Un article de Elisabeth BECKER dans l’Est Républicain du 15 juin 2013
LES STACCATOS des marteaux-pilons et les grondements des bétonnières qui transforment actuellement Belfort en champ de mines suffiront-ils à étouffer les polémiques autour de noms de rue, place et parking ?
Après la place parking Robespierre dont l’arche d’entrée évoque à s’y méprendre la guillotine, le projet de place Yasser-Arafat dont la communauté israélite se serait bien passée, voilà que certains esprits chagrins reviennent sur la rue du colonel Jeanpierre (né à Belfort en 1912, mort en 1958 en Algérie) inaugurée le 29 mai 2009 par Jean-Pierre Chevènement. Pendant le mandat du présent maire, Etienne Butzbach. Qui n’avait pas cru bon se déplacer ce jour-là à la cérémonie.
"Comme la Gestapo"
La raison de cette absence ? Le maire ne tient pas à l’exprimer. Et botte en touche.
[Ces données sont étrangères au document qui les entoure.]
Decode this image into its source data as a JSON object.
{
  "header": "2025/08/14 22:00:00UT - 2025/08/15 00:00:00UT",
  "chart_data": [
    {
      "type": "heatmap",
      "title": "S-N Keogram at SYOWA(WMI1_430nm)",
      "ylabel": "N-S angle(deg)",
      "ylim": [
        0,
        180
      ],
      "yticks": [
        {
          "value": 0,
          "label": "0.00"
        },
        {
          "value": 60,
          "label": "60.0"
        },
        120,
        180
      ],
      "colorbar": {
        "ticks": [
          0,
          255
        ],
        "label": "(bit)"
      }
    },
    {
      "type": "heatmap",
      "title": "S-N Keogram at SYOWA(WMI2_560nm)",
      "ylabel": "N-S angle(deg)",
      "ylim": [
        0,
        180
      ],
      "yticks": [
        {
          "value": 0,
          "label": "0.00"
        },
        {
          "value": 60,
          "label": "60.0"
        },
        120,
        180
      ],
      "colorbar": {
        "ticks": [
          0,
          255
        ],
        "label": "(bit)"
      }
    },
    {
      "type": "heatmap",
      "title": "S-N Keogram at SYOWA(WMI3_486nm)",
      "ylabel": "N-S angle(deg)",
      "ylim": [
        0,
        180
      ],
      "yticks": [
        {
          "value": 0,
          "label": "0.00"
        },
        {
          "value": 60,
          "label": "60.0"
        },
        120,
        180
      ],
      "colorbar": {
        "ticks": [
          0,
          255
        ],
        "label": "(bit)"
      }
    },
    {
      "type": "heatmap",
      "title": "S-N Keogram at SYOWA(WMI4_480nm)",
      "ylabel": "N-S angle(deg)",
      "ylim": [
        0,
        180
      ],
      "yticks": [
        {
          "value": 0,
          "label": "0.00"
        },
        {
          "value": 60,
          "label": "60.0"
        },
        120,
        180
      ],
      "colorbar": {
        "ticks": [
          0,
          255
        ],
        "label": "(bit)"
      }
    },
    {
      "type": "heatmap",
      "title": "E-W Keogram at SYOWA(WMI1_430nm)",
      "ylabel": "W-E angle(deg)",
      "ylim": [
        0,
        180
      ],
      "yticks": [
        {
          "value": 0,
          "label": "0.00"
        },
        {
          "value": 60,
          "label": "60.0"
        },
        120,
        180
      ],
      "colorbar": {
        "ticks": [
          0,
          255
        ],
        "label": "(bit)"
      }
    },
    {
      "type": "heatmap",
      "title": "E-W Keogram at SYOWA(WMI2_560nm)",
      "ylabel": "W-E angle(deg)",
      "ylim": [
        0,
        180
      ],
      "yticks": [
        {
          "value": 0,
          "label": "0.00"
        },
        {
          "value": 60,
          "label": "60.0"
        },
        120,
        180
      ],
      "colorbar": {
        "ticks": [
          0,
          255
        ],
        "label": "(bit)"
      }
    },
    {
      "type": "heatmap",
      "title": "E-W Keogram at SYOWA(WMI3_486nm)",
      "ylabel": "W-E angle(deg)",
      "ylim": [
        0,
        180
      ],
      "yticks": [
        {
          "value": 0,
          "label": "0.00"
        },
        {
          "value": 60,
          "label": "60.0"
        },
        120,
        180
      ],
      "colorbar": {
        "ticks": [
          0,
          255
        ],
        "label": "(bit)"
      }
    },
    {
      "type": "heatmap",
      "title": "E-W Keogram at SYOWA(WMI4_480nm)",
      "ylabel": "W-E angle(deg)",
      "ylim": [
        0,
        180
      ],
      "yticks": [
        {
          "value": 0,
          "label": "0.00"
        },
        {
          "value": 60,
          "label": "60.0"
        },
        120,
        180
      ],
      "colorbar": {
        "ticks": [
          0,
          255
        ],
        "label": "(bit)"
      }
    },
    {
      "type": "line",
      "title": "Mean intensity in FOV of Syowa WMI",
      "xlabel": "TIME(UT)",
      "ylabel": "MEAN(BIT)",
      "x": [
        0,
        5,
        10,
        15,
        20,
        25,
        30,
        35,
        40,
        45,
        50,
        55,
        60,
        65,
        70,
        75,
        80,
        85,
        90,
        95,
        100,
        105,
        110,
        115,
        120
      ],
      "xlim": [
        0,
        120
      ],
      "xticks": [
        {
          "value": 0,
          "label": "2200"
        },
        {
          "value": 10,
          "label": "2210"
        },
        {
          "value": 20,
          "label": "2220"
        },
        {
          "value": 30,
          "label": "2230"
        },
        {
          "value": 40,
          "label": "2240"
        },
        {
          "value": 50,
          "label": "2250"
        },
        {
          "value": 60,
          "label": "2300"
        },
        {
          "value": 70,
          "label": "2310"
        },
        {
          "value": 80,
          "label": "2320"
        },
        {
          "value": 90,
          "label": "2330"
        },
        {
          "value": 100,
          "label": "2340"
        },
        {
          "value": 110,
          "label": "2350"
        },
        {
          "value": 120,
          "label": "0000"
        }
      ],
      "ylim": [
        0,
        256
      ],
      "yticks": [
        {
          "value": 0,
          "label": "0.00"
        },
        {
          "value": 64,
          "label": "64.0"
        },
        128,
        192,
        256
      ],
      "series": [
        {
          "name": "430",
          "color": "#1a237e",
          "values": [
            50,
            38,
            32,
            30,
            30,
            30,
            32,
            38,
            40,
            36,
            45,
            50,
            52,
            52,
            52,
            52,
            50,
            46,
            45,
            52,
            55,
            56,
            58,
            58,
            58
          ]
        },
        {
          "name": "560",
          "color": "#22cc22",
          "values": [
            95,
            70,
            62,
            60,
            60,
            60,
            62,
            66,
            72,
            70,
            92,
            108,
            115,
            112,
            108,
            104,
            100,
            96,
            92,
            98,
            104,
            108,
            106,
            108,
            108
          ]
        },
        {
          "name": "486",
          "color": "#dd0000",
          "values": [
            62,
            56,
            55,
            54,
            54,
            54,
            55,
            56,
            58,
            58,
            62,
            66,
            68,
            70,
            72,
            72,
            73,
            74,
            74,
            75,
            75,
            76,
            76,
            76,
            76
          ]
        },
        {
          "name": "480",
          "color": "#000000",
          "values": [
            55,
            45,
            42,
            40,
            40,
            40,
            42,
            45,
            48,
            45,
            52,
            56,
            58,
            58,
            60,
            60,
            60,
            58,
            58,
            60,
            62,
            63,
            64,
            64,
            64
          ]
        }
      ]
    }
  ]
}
Direction son "prédécesseur". Enfer et damnation, mais d’où viendrait cette gêne ?
N’était-il pas juste d’honorer cet enfant de la ville ? "Un officier brillant, un meneur d’hommes exceptionnel", clamait ce jour-là l’ex-ministre de la Défense de Michel Rocard (1988-1991), « résistant, déporté à Mauthausen, à nouveau sur le front en Indochine d’abord, puis en Algérie, plusieurs fois blessé. Il avait l’étoffe d’un héros et il est mort en héros".
Pour Henri Pouillot, historien du MRAP, la vérité est ailleurs. Bien cachée dans les Aurès et le djebel algérien où le lieutenant-colonel Pierre Jeanpierre dirigeait le1er REP (Régiment étranger de parachutistes). " Le 1er REP", dit-il, "a la très lourde responsabilité d’avoir généralisé la torture et les exactions".
Il précise que dans l’ouvrage "La Légion étrangère – 1831/1962" (Editions Fayard), le chercheur américain Douglas Porch raconte (p 670) : Au 1er REP, le colonel Jeanpierre, survivant de Mauthausen sous l’occupation allemande, rejette la remarque d’un vieux camarade selon qui les paras jouent le même rôle que naguère la Gestapo en France ; il insiste sur l’importance de sa mission : empêcher le terrorisme par tous les moyens, et propose à tout officier désapprouvant la torture de quitter le régiment, ce qu’aucun ne fait".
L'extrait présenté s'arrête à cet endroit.